Les ingénieurs travaillent maintenant pour réajuster et affiner le miroir concerné. Ils ne peuvent pas complètement annuler les effets des dommages sur les données futures, mais ils peuvent les minimiser. Le télescope fonctionne toujours bien au-dessus des attentes, a déclaré la NASA dans un communiqué la semaine dernière. L’agence spatiale est toujours sur la bonne voie pour rendre publiques les premières images officielles de la mission.
La question de savoir combien de bombardements cosmiques Webb peut supporter est maintenant plus ouverte qu’elle ne l’était autrefois. La NASA a réuni une équipe spéciale d’ingénieurs pour retravailler leurs prédictions pour l’environnement des micrométéoroïdes et ce que cela signifie pour les miroirs Webbs. Feinberg, qui est de retour au travail, a déclaré que cet impact et les impacts futurs ne détérioreront pas de manière significative les performances de Webb plus que prévu.
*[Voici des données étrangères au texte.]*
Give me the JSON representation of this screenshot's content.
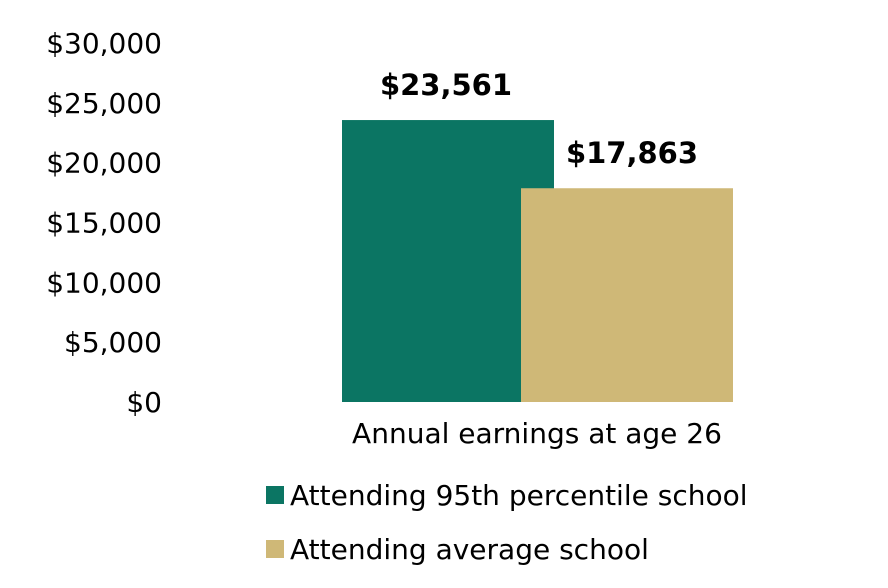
{
  "chart_data": {
    "type": "bar",
    "title": "",
    "xlabel": "",
    "ylabel": "",
    "categories": [
      "Annual earnings at age 26"
    ],
    "ylim": [
      0,
      30000
    ],
    "yticks": [
      0,
      5000,
      10000,
      15000,
      20000,
      25000,
      30000
    ],
    "ytick_labels": [
      "$0",
      "$5,000",
      "$10,000",
      "$15,000",
      "$20,000",
      "$25,000",
      "$30,000"
    ],
    "grid": false,
    "legend_position": "bottom",
    "series": [
      {
        "name": "Attending 95th percentile school",
        "values": [
          23561
        ],
        "data_label": "$23,561",
        "color": "#0b7563"
      },
      {
        "name": "Attending average school",
        "values": [
          17863
        ],
        "data_label": "$17,863",
        "color": "#cfb877"
      }
    ]
  }
}
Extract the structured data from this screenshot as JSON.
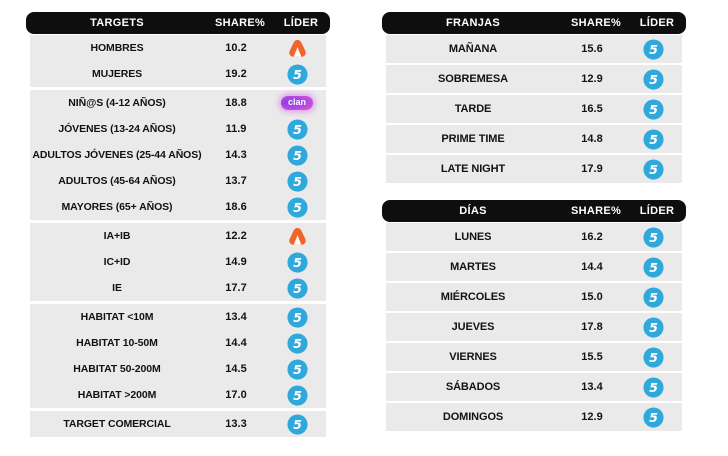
{
  "palette": {
    "header_bg": "#0e0e0e",
    "header_text": "#ffffff",
    "row_bg": "#eaeaea",
    "row_text": "#121212",
    "telecinco_blue": "#2fa8dc",
    "antena3_orange": "#f0652a",
    "clan_purple": "#8a3ce0",
    "clan_pink": "#e757dd"
  },
  "logos": {
    "telecinco_glyph": "5",
    "clan_text": "clan"
  },
  "chart_data": [
    {
      "type": "table",
      "title": "TARGETS",
      "columns": [
        "TARGETS",
        "SHARE%",
        "LÍDER"
      ],
      "leader_legend": {
        "telecinco": "Telecinco",
        "antena3": "Antena 3",
        "clan": "Clan"
      },
      "groups": [
        [
          {
            "label": "HOMBRES",
            "share": "10.2",
            "leader": "antena3"
          },
          {
            "label": "MUJERES",
            "share": "19.2",
            "leader": "telecinco"
          }
        ],
        [
          {
            "label": "NIÑ@S (4-12 AÑOS)",
            "share": "18.8",
            "leader": "clan"
          },
          {
            "label": "JÓVENES (13-24 AÑOS)",
            "share": "11.9",
            "leader": "telecinco"
          },
          {
            "label": "ADULTOS JÓVENES (25-44 AÑOS)",
            "share": "14.3",
            "leader": "telecinco"
          },
          {
            "label": "ADULTOS (45-64 AÑOS)",
            "share": "13.7",
            "leader": "telecinco"
          },
          {
            "label": "MAYORES (65+ AÑOS)",
            "share": "18.6",
            "leader": "telecinco"
          }
        ],
        [
          {
            "label": "IA+IB",
            "share": "12.2",
            "leader": "antena3"
          },
          {
            "label": "IC+ID",
            "share": "14.9",
            "leader": "telecinco"
          },
          {
            "label": "IE",
            "share": "17.7",
            "leader": "telecinco"
          }
        ],
        [
          {
            "label": "HABITAT <10M",
            "share": "13.4",
            "leader": "telecinco"
          },
          {
            "label": "HABITAT 10-50M",
            "share": "14.4",
            "leader": "telecinco"
          },
          {
            "label": "HABITAT 50-200M",
            "share": "14.5",
            "leader": "telecinco"
          },
          {
            "label": "HABITAT >200M",
            "share": "17.0",
            "leader": "telecinco"
          }
        ],
        [
          {
            "label": "TARGET COMERCIAL",
            "share": "13.3",
            "leader": "telecinco"
          }
        ]
      ]
    },
    {
      "type": "table",
      "title": "FRANJAS",
      "columns": [
        "FRANJAS",
        "SHARE%",
        "LÍDER"
      ],
      "groups": [
        [
          {
            "label": "MAÑANA",
            "share": "15.6",
            "leader": "telecinco"
          }
        ],
        [
          {
            "label": "SOBREMESA",
            "share": "12.9",
            "leader": "telecinco"
          }
        ],
        [
          {
            "label": "TARDE",
            "share": "16.5",
            "leader": "telecinco"
          }
        ],
        [
          {
            "label": "PRIME TIME",
            "share": "14.8",
            "leader": "telecinco"
          }
        ],
        [
          {
            "label": "LATE NIGHT",
            "share": "17.9",
            "leader": "telecinco"
          }
        ]
      ]
    },
    {
      "type": "table",
      "title": "DÍAS",
      "columns": [
        "DÍAS",
        "SHARE%",
        "LÍDER"
      ],
      "groups": [
        [
          {
            "label": "LUNES",
            "share": "16.2",
            "leader": "telecinco"
          }
        ],
        [
          {
            "label": "MARTES",
            "share": "14.4",
            "leader": "telecinco"
          }
        ],
        [
          {
            "label": "MIÉRCOLES",
            "share": "15.0",
            "leader": "telecinco"
          }
        ],
        [
          {
            "label": "JUEVES",
            "share": "17.8",
            "leader": "telecinco"
          }
        ],
        [
          {
            "label": "VIERNES",
            "share": "15.5",
            "leader": "telecinco"
          }
        ],
        [
          {
            "label": "SÁBADOS",
            "share": "13.4",
            "leader": "telecinco"
          }
        ],
        [
          {
            "label": "DOMINGOS",
            "share": "12.9",
            "leader": "telecinco"
          }
        ]
      ]
    }
  ]
}
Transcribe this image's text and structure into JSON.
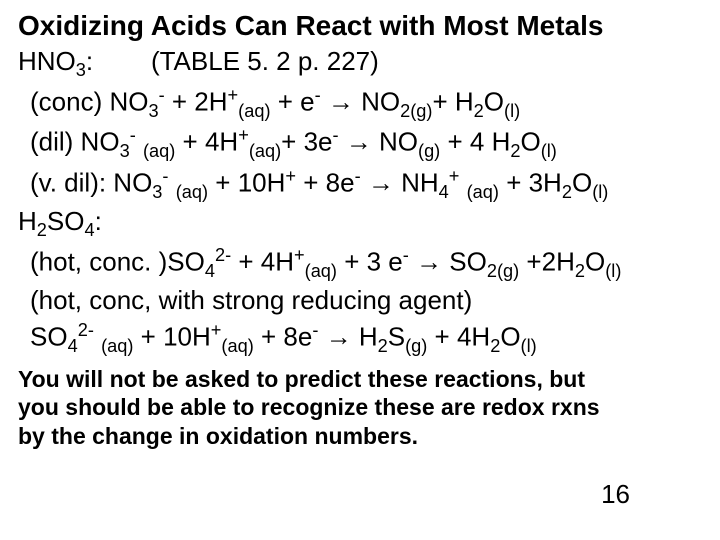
{
  "title": "Oxidizing Acids Can React with Most Metals",
  "hno3_label": "HNO",
  "hno3_sub": "3",
  "hno3_ref": "(TABLE 5. 2 p. 227)",
  "eq1_prefix": "(conc) NO",
  "eq1_rest1": " + 2H",
  "eq1_rest2": " + e",
  "eq1_rest3": " → NO",
  "eq1_rest4": "+ H",
  "eq1_rest5": "O",
  "eq2_prefix": "(dil) NO",
  "eq2_rest1": " + 4H",
  "eq2_rest2": "+ 3e",
  "eq2_rest3": " → NO",
  "eq2_rest4": " + 4 H",
  "eq2_rest5": "O",
  "eq3_prefix": "(v. dil): NO",
  "eq3_rest1": " + 10H",
  "eq3_rest2": " + 8e",
  "eq3_rest3": " → NH",
  "eq3_rest4": " + 3H",
  "eq3_rest5": "O",
  "h2so4_label": "H",
  "h2so4_mid": "SO",
  "eq4_prefix": "(hot, conc. )SO",
  "eq4_rest1": " + 4H",
  "eq4_rest2": " + 3 e",
  "eq4_rest3": " → SO",
  "eq4_rest4": " +2H",
  "eq4_rest5": "O",
  "eq5_line1": "(hot, conc, with strong reducing agent)",
  "eq5_prefix": "SO",
  "eq5_rest1": " + 10H",
  "eq5_rest2": " + 8e",
  "eq5_rest3": " → H",
  "eq5_rest4": "S",
  "eq5_rest5": " + 4H",
  "eq5_rest6": "O",
  "footer1": "You will not be asked to predict these reactions, but",
  "footer2": " you should be able to recognize these are redox rxns",
  "footer3": " by the change in oxidation numbers.",
  "page_number": "16",
  "aq": "(aq)",
  "g": "(g)",
  "l": "(l)",
  "colon": ":",
  "sup_minus": "-",
  "sup_plus": "+",
  "sup_2minus": "2-",
  "n2": "2",
  "n3": "3",
  "n4": "4"
}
Les ingénieurs s’étaient préparés à cette réalité en effectuant une série de tests sur Terre, notamment en lançant des projectiles de type micrométéoroïde sur des versions d’échantillons des miroirs des télescopes. Ils ne pouvaient pas recréer la vitesse d’une micrométéorite réelle zoomée de 20 à 30 kilomètres, ou 12 à 19 milles, une seconde, mais ils se sont approchés aussi près que possible, en testant à 7 kilomètres, ou 4 milles, par seconde, a déclaré Feinberg. L’équipe a étoffé ses modèles avec des données provenant d’autres engins spatiaux qui ont résidé là où Webb se trouve, sur une orbite spéciale connue sous le nom de L2, à environ 1 million de kilomètres de la Terre. Et ils ont proposé des protocoles pour manœuvrer le télescope afin de protéger ses miroirs des pluies de météores connues.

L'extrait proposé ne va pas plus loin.